- Born: 1 November 1937 (age 88) Nanhui, Shanghai, China
- Education: Peking University Chinese Academy of Sciences
- Known for: Duration calculus
- Awards: Academician of the Chinese Academy of Sciences
- Scientific career
- Fields: Computer science
- Workplaces: Peking University Chinese Academy of Sciences University of Oxford Technical University of Denmark United Nations University

= Zhou Chaochen =

Chinese computer scientist

Zhou Chaochen (周巢尘; born 1 November 1937) is a Chinese computer scientist.

Zhou was born in Nanhui, Shanghai, China. He studied as an undergraduate at the Department of Mathematics and Mechanics, Peking University (1954–1958) and as a postgraduate at the Institute of Computing Technology, Chinese Academy of Sciences (CAS) (1963–1967).

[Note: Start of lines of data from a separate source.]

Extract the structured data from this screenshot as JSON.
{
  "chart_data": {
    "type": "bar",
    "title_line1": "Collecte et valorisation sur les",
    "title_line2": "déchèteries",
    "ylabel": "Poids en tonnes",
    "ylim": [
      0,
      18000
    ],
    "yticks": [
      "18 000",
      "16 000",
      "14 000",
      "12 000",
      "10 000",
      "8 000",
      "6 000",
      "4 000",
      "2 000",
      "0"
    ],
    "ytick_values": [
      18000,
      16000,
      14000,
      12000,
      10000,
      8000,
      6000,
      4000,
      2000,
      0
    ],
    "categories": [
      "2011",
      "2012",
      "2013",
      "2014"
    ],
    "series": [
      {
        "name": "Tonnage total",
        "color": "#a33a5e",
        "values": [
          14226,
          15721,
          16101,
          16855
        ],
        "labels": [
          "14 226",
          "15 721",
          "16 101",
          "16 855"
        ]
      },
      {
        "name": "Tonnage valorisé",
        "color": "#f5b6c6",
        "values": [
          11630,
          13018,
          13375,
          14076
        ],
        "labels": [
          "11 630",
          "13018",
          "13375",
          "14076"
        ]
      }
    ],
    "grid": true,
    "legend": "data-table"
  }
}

He worked at Peking University and CAS until his visit to the Oxford University Computing Laboratory (now the Oxford University Department of Computer Science) (1989–1992). During this time, he was the prime investigator of the duration calculus, an interval logic for real-time systems as part of the European ESPRIT ProCoS project on Provably Correct Systems.

During the periods 1990–1992 and 1995–1996, Zhou Chaochen was a visiting professor at the Department of Computer Science, Technical University of Denmark, Lyngby, on the invitation of Professor Dines Bjørner. He was Principal Research Fellow (1992–1997) and later Director of UNU-IIST in Macau (1997–2002), until his retirement, when he returned to Beijing.

In 2007, Zhou and Dines Bjørner, the first Director of UNU-IIST, were honoured on the occasion of their 70th birthdays. Zhou is a member of the Chinese Academy of Sciences.

==Books==
- Zhou, Chaochen and Hansen, Michael R., Duration Calculus: A Formal Approach to Real-Time Systems. Springer-Verlag, Monographs in Theoretical Computer Science, An EATCS Series, 2003. ISBN 3-540-40823-1.